We are those who have rejected God in some way; although this is partly because we handed corrupted organisms. We may be called upon to reject our life in favor of a better purpose. Most people are not.

*Here, we see even Jesus confused and concerned. He’s hurting like, well, like a guy who got nailed to a wooden cross and stuck upright. Her clearly doesn’t quite know what’s happening or going on.

But surely they don’t exist until he makes them, right? And if you’re suggesting that God loves even theoretical humans, we’re in luck, because there are infinite amounts of entirely good theoretical humans for him to elect to give life. So he may be able to create only those who will be able to accept and tolerate goodness - because he loves both good and evil people, this point makes the good the better choice, so he can himself happily pick only them.

That’s my response. How can God love people who never exist?

Everything was created in the beginning. Human souls aren’t created upon conception… that soul has existed since the beginning. Human souls aren’t infinite, they are numbered… but there is obviously a lot of them. All these souls have already made their choice whether to serve God and His goodness and righteousness or reject God and desire to live in evil and corruption… but they still have to make the choices that lead up to their ultimate decision.

I’ve a question; will all of these numbered human souls get the chance at life? That is to say, come the reckoning (in whatever form you believe), there will be zero human souls not yet incarnated, and by the same token after the last soul has been incarnated, pregnancy will be impossible?

It doesn’t matter when they were created. If God created them, then God had the option “in the beginning” to NOT create souls who would choose to be dickbags.

I’m not saying that at all. There is a promised judgment and end of time. After that all souls are giving their eternal rewards. There will eventually be no need for pregnancy.

The point is that those who become dickbags did so because of their own choices. God gives every soul a fair chance at life and every opportunity to accept the gift of eternal life, and will do so until the judgment.

Well, that’s kind of why I asked - to learn what you thought. :wink:

If, then, not all human souls are incarnated, then surely it only makes sense that God would select only those who will choose to do good to incarnate out of the many? And more to the topic of your latest post, if there will go human souls unincarnated by the end of human physical existence as we know it, and these souls will yet go on to their eternal reward, why do any souls need to be incarnated?

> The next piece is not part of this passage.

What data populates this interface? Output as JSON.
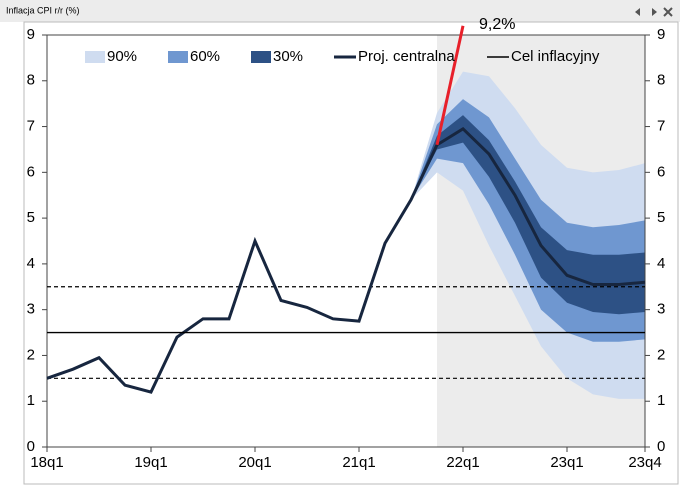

What good would that be? Free will doesn’t mean you get to do everything you want to do, except that I’m limiting what you want to do right at the start so you don’t do anything I don’t like.

It’s like the Twilight Zone version of hell, where you get absolutely everything you want all the time. You know it’s phony bullshit, you need to lose once in a while for the wins to matter.

Take your children for example. You want them to love you, but would that love be meaningful if you downloaded a program into their brain at birth to force them to love you? It’s the same thing with God. What good are our achievements if he simply forced us to do it by design?

There would be no force involved. I’m not talking about disabling the will, just (as I said before) God using his omniscience to only create people who he knows will choose ON THEIR OWN to be good.
What does God need to be loved for anyway?

If you create something that can only act one way (good) you cannot claim they are acting that way by their own choice. You have limited the way in which they can act, you have chosen for them.

He also chose to make us in “his image” which suggests that putting limitations on our behavior would violate that concept.